None of this is about you! But this IS where we live and I want you to understand why we are thinking of moving away from the Yukon, which we love, and from your grandparents and Uncle Dan, who I love so much. You love them, too, baby, you’re starting to recognize Nana and Baba, and you are just so entranced with Uncle Dan. I so want you to have them close while you’re growing up – you can learn so much from them, and they have so much love for you – you’d be a very rich little girl to have them near.
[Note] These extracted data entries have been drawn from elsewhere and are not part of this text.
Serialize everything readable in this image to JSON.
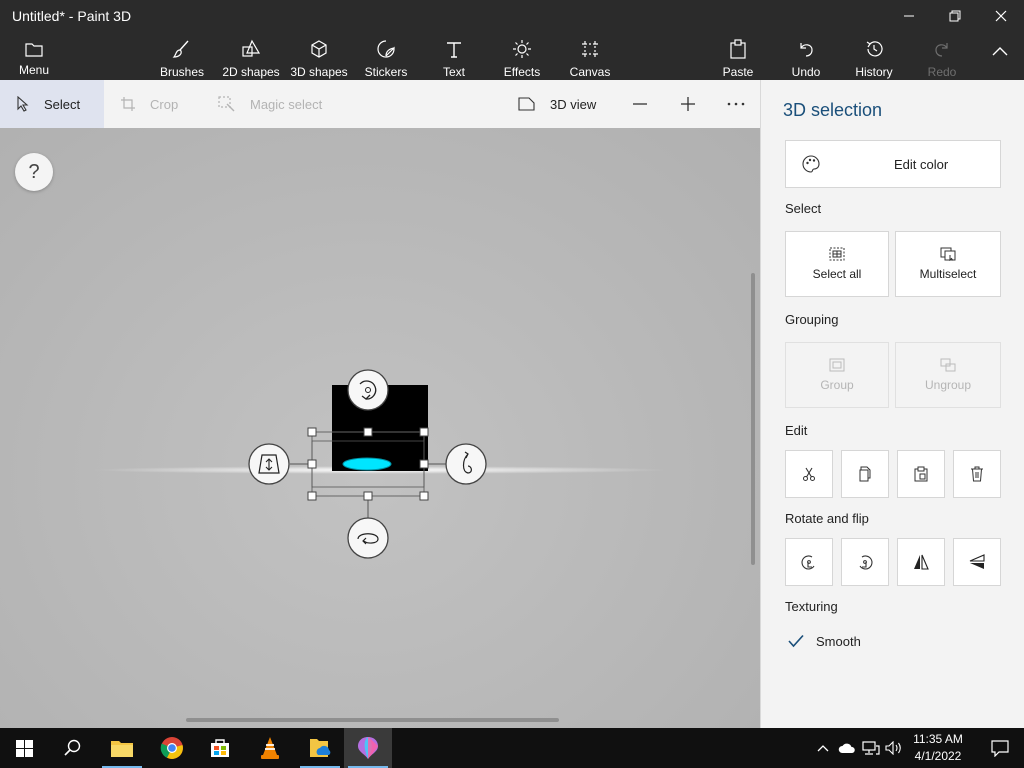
{
  "window": {
    "title": "Untitled* - Paint 3D"
  },
  "ribbon": {
    "menu": "Menu",
    "brushes": "Brushes",
    "shapes2d": "2D shapes",
    "shapes3d": "3D shapes",
    "stickers": "Stickers",
    "text": "Text",
    "effects": "Effects",
    "canvas": "Canvas",
    "paste": "Paste",
    "undo": "Undo",
    "history": "History",
    "redo": "Redo"
  },
  "toolbar": {
    "select": "Select",
    "crop": "Crop",
    "magic_select": "Magic select",
    "view3d": "3D view"
  },
  "canvas": {
    "help": "?"
  },
  "panel": {
    "title": "3D selection",
    "edit_color": "Edit color",
    "select_section": "Select",
    "select_all": "Select all",
    "multiselect": "Multiselect",
    "grouping_section": "Grouping",
    "group": "Group",
    "ungroup": "Ungroup",
    "edit_section": "Edit",
    "rotate_section": "Rotate and flip",
    "texturing_section": "Texturing",
    "smooth": "Smooth",
    "smooth_checked": true
  },
  "taskbar": {
    "time": "11:35 AM",
    "date": "4/1/2022"
  },
  "colors": {
    "accent": "#1a4f7a",
    "selection_fill": "#00e5ff",
    "object": "#000000"
  }
}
We thought for awhile that we might be going to Watson Lake, where I was born. My parents were thinking of moving there, and they offered to help us buy a house there, too. We were really interested in living close to nature, and in a small town… but the more we thought about it, the more the isolation got to us. WE’D be relatively happy with it, but I don’t want to send you to school in a town with so few options. I don’t want to have to find work in a town with so few options, and if we’re going to find a small town to live in – I want it to be close enough to bigger cities that it’s feasible for the whole family to get out and SEE things more than once a year. I don’t think you would have grown up happy in Watson Lake, especially if you’re the kind of person who needs other people. Your dad and I are pretty selfsufficient in that way – but we aren’t going to assume that just because we’re loners that YOU will be, too. And quite frankly what I’ve seen of the kids down there doesn’t impress me, and I am not happy with having one and only one option for schools for you either. Sometimes a certain school isn’t the right fit and it’s really important to me that you have the option of attending a different one if you ever have troubles with other students or teachers.
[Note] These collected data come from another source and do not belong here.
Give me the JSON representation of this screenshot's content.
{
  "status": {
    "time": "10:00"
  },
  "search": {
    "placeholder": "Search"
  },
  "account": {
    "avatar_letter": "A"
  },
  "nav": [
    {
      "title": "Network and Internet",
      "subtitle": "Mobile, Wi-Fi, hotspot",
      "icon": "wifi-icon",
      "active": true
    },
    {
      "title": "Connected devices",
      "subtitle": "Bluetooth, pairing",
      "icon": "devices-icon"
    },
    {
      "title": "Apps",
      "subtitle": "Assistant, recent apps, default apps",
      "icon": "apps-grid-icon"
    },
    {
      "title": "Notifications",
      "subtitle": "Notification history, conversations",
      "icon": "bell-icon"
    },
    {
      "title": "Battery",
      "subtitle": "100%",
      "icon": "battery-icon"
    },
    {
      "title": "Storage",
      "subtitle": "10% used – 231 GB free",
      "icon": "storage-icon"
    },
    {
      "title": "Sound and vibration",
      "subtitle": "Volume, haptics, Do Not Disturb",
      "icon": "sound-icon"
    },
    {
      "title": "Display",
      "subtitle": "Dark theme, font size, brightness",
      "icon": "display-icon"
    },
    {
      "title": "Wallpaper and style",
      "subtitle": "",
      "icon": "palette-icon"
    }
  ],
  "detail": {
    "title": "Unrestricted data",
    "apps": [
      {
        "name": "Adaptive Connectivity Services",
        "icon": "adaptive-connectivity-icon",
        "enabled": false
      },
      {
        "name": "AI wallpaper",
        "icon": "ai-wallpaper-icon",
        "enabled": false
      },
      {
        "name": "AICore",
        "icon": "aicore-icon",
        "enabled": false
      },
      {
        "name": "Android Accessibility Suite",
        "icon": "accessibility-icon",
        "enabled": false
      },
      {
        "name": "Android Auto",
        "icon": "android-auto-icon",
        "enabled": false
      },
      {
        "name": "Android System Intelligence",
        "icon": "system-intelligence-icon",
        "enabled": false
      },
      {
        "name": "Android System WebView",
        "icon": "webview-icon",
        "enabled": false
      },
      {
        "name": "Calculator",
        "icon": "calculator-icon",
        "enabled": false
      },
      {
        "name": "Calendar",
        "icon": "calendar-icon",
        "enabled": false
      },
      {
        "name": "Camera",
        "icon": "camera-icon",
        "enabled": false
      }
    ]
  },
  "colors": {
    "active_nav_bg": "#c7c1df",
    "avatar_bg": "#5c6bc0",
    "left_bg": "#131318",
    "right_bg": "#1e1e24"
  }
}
We’re lookinga t Lillooet right now. Your dad is talking to a man down there who is looking for someone to do a job that your dad is familiar with, and enjoys. It’s sounding pretty good right now, we at least have hope – but we’re still waiting to hear back about a few points that will decide it for us. We’re almost certain that regardless of whether THIS job pans out, whether THIS town pans out, that we’ll be looking to move to B.C. pretty soon. We’re going to have to go down there eventually just so that your dad can finish his education and become a teacher, and a move to somewhere where he can do that would be easier if we were already down there. We might even be able to own or at least rent a house there, too, since the prices are just so unreal here. The climate is milder where we’re looking at too, so that makes me very happy – I really want to spend as much time outside with you as I can – it’s healthy for both body and mind, and it keeps a youngun busy. We’d be in a town about the tenth of the size of Whitehorse, and yet closer to places like Kamloops and Vancouver and so many interesting things for you.
MY GIRL! I’ve spent this whole time talking to you about the move and the job and the hoping and uncertianty! But this is where we are and what we’re thinking of in your ninth month, and I guess one day it’ll be cool to read about this. Your dad and I took a walk along the river and through the Millenium Trail with you last night – you were snug and riding like a Queen on my back, and so excited about being outside that we had to wait your screeching out a few times heheh. You get very excited when you see dogs! And people! And trees! And swirling air particles! – and we talked and talked. Your dad works really hard for us all baby, and he’s always thinking of what’s best for us. If and when we move it’ll be a hard few days, and then we’ll have to settle in. But it’s nice to know that the three of us will be happy as long as we’re together. That is what we work the hardest for, and what we’ll always put first.
WELL! I love you very much my chubs. Thanks for listening to me ramble. I’ll let your dad put some pictures up for you later <3
Love, Mamamamamamamama. MAAAAAAAAAA!